Four things you can learn about writing from Soulless:
- Regency/Victorian stylings. If you want the feel of 19th century England, it’s obvious where to go: Jane Austen, Charles Dickens, and other authors who lived in that period. Sometimes, though, it’s refreshing to look at someone taking that period and messing around with it, allowing you to see what’s essential and what isn’t. If inserting vampires, werewolves, and ghosts into everyday Victorian society isn’t “messing around with it,” I don’t know what is.
- Sexual humor without vulgarity. It’s a fine line between joking about sex and being crude. There is a lot of sexual humor in this book, but it is funniest when couched in Victorian speech patterns and indirect phrasing. See what you find funniest, and ask yourself why.

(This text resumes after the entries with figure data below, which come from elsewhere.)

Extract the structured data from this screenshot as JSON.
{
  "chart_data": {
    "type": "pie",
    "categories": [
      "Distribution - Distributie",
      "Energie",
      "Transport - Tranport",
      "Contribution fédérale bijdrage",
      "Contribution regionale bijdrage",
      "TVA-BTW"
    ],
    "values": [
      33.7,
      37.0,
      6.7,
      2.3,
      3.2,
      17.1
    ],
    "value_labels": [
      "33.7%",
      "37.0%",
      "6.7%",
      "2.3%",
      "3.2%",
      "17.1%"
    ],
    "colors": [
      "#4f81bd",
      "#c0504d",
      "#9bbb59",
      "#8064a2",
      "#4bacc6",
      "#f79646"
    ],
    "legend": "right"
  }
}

- Floating perspective. There’s a reason why floating perspective is frowned on in modern fiction: it can get hard to keep track of which person you’re supposed to identify with. It works in Soulless mainly because the literature of the real-life period did it; but to make it work, you have to avoid getting too deep into one character’s perspective before shifting into another’s. Pay attention to where the POV shifts in the middle of a scene, and why Carriger keeps it from being jarring.
- Avoid infodumping. Read the first chapter and identify the information that is just placed there before it’s truly needed. Compare this to other parts of the book where information is not given so quickly. How would you rewrite the first chapter to give a steadier, more gentle flow for information?